Wie man sieht, habe ich mehrere Anläufe benötigt bis ein brauchbares Exemplar gelang. Für das Einführen in das Spindelgehäuse habe ich mir einen kleinen «Applikator» gedreht, einen Dorn mit 3.2 mm Aussendurchmesser (Kerndurchmesser des M4 Gewindes der Spindel) sowie einem ø 1.5 mm Zentrierstift für die kleine Dichtung. Nun dichtet also Metall auf einer elastischen Zwischenlage, und das hält aureichend dicht. Der Ablauf des Kühlwassers erfolgt nun allerdings nicht mehr im Vollstrahl, sondern schnell tröpfelnd – immerhin.
Schwungrad schlagfrei neu anfertigen
Der Neuanfertigung des Schwungrads habe ich einen eigenen Artikel gewidmet und möchte das hier nicht nochmals ausbreiten.

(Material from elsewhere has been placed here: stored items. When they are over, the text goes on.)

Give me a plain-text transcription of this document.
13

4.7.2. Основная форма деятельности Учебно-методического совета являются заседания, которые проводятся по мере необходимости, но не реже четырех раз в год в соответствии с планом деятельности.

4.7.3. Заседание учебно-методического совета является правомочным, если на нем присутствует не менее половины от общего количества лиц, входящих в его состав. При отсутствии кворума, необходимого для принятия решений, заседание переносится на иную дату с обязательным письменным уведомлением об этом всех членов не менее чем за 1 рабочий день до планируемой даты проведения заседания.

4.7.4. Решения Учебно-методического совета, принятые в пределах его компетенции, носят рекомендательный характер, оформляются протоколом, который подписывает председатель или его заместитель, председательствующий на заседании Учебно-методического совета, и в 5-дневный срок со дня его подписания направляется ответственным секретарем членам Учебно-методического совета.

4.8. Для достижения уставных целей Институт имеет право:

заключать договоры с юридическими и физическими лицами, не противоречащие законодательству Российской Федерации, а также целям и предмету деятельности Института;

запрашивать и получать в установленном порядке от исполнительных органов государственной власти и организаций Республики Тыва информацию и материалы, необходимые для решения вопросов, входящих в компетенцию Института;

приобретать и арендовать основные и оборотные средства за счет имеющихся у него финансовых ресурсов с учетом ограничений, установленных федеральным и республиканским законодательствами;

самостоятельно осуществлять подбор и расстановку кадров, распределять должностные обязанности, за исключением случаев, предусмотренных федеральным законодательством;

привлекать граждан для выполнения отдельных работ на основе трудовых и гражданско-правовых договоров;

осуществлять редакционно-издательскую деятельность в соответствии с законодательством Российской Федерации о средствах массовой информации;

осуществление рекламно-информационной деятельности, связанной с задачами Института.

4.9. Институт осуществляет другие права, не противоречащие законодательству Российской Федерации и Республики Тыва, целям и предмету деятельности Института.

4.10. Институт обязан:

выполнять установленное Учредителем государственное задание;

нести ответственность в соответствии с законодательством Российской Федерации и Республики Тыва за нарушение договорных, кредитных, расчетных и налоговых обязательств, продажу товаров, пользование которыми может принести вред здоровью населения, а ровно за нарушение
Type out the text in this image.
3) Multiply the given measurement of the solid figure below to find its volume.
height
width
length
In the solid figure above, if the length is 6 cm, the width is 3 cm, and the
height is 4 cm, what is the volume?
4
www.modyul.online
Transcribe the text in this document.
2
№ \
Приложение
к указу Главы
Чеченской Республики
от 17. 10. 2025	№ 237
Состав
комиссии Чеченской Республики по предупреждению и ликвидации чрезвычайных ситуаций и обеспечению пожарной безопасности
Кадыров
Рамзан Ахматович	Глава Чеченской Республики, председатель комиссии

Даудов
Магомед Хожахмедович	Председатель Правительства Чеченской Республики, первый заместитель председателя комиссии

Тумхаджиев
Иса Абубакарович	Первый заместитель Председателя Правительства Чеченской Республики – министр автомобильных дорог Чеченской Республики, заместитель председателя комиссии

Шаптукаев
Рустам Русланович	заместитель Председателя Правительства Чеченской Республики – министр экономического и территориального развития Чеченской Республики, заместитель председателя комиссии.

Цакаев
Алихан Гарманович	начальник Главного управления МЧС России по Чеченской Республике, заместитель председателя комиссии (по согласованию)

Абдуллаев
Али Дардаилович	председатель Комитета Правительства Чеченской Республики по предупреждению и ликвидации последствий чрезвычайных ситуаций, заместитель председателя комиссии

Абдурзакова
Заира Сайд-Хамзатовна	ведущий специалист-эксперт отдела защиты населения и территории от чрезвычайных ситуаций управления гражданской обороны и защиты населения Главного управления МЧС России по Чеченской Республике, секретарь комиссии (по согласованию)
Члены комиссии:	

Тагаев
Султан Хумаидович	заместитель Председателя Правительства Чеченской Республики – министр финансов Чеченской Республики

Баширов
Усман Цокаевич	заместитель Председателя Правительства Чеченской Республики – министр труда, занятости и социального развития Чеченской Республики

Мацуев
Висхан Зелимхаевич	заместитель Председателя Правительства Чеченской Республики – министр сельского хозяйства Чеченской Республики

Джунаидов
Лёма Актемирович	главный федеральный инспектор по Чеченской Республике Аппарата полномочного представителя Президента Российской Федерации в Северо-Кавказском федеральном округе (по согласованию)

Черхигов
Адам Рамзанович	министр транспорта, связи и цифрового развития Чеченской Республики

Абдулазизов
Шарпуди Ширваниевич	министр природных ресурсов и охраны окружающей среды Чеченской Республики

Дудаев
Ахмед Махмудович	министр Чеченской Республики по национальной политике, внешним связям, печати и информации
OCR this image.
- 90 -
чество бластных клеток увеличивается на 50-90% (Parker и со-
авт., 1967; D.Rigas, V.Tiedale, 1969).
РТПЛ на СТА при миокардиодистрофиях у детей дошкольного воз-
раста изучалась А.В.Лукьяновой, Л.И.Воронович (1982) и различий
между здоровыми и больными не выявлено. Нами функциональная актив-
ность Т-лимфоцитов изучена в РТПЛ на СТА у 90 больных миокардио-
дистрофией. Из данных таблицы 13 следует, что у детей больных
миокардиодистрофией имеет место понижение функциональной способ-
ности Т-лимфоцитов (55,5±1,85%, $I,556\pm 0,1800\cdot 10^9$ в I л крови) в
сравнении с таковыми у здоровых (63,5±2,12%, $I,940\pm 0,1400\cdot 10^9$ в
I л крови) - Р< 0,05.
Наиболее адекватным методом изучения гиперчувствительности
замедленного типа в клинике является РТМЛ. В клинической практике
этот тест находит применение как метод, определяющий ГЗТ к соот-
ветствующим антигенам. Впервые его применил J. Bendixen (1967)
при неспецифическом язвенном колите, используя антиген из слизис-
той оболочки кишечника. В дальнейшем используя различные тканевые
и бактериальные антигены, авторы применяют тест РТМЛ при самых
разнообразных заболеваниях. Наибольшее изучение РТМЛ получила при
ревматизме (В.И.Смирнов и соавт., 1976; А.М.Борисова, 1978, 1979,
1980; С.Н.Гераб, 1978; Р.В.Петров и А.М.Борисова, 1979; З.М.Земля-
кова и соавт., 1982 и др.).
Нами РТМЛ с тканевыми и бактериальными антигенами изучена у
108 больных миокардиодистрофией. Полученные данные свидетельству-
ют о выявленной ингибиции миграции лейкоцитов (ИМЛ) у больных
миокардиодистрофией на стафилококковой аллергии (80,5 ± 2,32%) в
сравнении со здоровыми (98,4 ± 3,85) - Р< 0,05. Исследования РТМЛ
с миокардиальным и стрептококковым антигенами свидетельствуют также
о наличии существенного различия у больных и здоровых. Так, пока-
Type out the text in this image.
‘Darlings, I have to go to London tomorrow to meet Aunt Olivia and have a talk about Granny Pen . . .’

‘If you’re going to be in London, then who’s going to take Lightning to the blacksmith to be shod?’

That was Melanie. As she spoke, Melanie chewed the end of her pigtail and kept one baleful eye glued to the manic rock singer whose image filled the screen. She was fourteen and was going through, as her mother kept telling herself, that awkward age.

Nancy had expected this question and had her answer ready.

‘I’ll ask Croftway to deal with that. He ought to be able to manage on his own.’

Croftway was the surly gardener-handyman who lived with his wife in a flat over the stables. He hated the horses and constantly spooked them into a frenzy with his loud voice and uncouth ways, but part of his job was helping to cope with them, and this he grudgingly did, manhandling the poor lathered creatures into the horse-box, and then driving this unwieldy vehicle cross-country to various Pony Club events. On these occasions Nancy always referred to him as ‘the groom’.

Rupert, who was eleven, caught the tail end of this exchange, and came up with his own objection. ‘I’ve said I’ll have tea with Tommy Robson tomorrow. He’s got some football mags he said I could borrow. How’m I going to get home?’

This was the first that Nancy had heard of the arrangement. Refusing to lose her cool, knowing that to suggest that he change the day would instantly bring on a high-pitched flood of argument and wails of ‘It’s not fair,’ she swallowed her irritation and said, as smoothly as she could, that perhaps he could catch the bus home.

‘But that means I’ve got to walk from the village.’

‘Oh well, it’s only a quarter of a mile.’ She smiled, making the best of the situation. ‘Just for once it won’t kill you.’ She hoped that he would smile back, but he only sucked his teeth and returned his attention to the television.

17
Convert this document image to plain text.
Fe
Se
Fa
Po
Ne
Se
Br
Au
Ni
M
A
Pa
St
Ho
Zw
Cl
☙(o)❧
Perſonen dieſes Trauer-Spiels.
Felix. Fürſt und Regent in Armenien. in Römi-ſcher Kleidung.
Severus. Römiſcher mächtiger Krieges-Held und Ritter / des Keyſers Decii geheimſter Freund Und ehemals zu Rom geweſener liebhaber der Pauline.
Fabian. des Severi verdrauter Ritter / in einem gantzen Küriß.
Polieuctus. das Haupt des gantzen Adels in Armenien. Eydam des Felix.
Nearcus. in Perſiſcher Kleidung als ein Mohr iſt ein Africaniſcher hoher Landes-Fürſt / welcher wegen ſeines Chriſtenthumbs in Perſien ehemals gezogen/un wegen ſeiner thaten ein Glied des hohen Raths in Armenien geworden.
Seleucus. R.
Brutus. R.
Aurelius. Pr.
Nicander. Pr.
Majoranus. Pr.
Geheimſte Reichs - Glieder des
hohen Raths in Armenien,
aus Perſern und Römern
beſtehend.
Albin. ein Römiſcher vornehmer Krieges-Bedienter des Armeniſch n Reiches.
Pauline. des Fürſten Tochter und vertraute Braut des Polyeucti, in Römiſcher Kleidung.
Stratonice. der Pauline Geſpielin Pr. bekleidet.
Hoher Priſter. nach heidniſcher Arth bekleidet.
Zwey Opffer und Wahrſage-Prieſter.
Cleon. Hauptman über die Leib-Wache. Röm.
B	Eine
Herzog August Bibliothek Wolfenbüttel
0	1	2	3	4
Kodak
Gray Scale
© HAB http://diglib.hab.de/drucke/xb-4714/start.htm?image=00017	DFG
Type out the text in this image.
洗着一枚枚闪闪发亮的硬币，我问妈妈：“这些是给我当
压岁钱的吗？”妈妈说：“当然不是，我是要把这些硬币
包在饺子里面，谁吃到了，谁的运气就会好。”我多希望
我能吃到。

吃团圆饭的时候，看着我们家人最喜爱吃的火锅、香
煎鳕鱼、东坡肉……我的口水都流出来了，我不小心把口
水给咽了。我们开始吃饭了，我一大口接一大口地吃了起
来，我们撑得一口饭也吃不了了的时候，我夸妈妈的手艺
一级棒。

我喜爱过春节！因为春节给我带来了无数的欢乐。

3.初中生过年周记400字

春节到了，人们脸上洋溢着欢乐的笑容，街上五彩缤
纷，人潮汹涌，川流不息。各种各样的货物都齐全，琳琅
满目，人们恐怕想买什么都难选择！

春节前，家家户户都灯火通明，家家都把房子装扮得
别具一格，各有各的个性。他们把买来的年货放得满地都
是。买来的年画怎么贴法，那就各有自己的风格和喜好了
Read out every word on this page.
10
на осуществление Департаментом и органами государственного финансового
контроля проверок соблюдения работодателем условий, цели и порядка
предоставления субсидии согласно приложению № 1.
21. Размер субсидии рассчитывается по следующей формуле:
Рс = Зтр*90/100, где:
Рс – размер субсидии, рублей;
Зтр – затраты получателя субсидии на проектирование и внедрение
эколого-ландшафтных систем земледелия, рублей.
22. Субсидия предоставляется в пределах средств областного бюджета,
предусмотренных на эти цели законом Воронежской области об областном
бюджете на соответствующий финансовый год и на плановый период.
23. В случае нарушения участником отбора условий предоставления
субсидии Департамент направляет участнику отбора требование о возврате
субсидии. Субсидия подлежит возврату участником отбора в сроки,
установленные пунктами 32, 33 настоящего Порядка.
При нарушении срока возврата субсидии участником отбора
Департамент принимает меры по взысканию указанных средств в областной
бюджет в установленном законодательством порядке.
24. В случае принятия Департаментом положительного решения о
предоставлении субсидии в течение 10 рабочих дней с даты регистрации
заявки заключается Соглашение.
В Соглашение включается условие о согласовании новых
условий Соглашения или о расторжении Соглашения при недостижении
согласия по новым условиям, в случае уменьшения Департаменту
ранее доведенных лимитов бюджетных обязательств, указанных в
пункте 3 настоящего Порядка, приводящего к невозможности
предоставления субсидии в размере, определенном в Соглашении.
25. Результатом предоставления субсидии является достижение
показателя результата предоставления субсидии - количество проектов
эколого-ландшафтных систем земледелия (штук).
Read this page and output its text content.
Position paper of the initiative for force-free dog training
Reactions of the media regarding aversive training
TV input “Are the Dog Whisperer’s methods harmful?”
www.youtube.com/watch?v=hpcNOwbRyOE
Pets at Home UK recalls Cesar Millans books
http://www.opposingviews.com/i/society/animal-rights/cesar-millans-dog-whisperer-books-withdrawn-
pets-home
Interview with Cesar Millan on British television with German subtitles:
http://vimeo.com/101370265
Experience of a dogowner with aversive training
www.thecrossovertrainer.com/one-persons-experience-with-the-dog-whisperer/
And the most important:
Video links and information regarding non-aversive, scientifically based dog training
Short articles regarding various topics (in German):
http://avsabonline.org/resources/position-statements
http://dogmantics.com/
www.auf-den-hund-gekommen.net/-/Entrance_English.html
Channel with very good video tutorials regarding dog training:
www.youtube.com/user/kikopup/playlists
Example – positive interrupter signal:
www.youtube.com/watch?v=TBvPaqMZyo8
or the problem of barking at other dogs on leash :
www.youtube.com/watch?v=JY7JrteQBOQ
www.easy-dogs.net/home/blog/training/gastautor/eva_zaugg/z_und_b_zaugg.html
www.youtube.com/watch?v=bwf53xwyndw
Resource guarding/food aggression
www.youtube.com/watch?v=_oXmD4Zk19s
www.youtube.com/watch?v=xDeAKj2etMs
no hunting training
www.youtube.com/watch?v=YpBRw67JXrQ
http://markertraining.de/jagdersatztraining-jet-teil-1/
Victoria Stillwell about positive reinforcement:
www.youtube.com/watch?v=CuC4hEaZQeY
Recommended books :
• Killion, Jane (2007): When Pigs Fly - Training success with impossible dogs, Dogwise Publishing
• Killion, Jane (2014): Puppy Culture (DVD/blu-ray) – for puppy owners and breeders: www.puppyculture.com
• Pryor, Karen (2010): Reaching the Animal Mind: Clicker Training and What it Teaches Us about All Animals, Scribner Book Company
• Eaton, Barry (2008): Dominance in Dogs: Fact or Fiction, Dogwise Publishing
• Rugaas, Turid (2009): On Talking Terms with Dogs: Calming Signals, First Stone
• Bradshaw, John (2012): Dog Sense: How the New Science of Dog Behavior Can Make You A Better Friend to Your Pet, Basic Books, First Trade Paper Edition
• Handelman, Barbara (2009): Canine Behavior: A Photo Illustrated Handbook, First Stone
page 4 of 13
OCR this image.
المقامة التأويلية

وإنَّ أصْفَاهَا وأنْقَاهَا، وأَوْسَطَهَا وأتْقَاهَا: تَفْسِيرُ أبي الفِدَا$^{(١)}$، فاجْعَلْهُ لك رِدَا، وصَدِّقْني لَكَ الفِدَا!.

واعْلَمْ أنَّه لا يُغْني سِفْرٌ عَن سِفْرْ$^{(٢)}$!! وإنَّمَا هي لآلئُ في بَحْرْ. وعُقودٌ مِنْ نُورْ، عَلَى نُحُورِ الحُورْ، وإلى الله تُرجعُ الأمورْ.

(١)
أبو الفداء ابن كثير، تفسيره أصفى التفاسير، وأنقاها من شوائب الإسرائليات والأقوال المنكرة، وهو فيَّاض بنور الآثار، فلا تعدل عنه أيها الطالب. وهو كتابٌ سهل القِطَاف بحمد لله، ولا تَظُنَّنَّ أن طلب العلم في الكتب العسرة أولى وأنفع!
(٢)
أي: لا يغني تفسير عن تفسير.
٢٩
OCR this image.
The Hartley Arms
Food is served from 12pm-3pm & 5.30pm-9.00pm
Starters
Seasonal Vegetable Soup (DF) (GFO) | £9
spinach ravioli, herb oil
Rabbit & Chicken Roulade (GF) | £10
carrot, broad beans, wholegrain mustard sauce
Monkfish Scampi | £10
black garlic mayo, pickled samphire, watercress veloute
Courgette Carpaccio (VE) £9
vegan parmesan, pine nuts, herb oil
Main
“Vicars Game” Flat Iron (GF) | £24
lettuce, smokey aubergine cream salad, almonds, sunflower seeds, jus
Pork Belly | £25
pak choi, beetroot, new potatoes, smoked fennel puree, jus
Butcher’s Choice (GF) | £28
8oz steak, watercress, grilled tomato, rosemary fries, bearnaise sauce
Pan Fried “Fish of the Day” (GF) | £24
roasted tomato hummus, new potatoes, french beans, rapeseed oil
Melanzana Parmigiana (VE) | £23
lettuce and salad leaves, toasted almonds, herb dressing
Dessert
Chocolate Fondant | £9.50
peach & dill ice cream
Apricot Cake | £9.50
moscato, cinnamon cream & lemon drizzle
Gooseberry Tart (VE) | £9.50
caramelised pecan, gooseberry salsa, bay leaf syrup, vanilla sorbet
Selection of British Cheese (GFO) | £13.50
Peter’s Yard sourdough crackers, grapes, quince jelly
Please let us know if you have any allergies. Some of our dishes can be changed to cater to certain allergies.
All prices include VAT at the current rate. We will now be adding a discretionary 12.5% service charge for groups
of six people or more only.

Freigängigkeit der Anlasskurbel herstellen
Die Freigängigkeit der Anlasskurbel konnte ich mittels des Tips der dem Bausatz beiliegenden Bauanleitung beheben: den Zentralkörper (Teil 56) des Freilaufs per Reibahle auf ø6 H7 aufreiben hat das kleine Problem vollständig behoben.
Lackieren von Bauteilen
Bezüglich der Lackierung hatte ich mich – analog zu meiner Interaktiven 3D Animation von «Jarne» – für dunkelblau-metallic aus der Sprühdose entschieden, mit anschliessender Klarlack-Versiegelung.

Die Bauteile hatte ich vorab mit Isopropylalkohol entfettet, jedoch anschliessend nicht grundiert. Letzteres war möglicherweise ein Versäumnis, denn der Lackauftrag scheint durchscheinend zu sein, so dass trotz gleicher Sprühdose die Farbwirkung auf den Stahlguss Schwungrädern «dunkler» und satter ist als auf dem Kühlmantel aus Aluminium. Nach anfänglichem Schrecken habe ich mich inzwischen daran gewöhnt und finde es trotzdem schick.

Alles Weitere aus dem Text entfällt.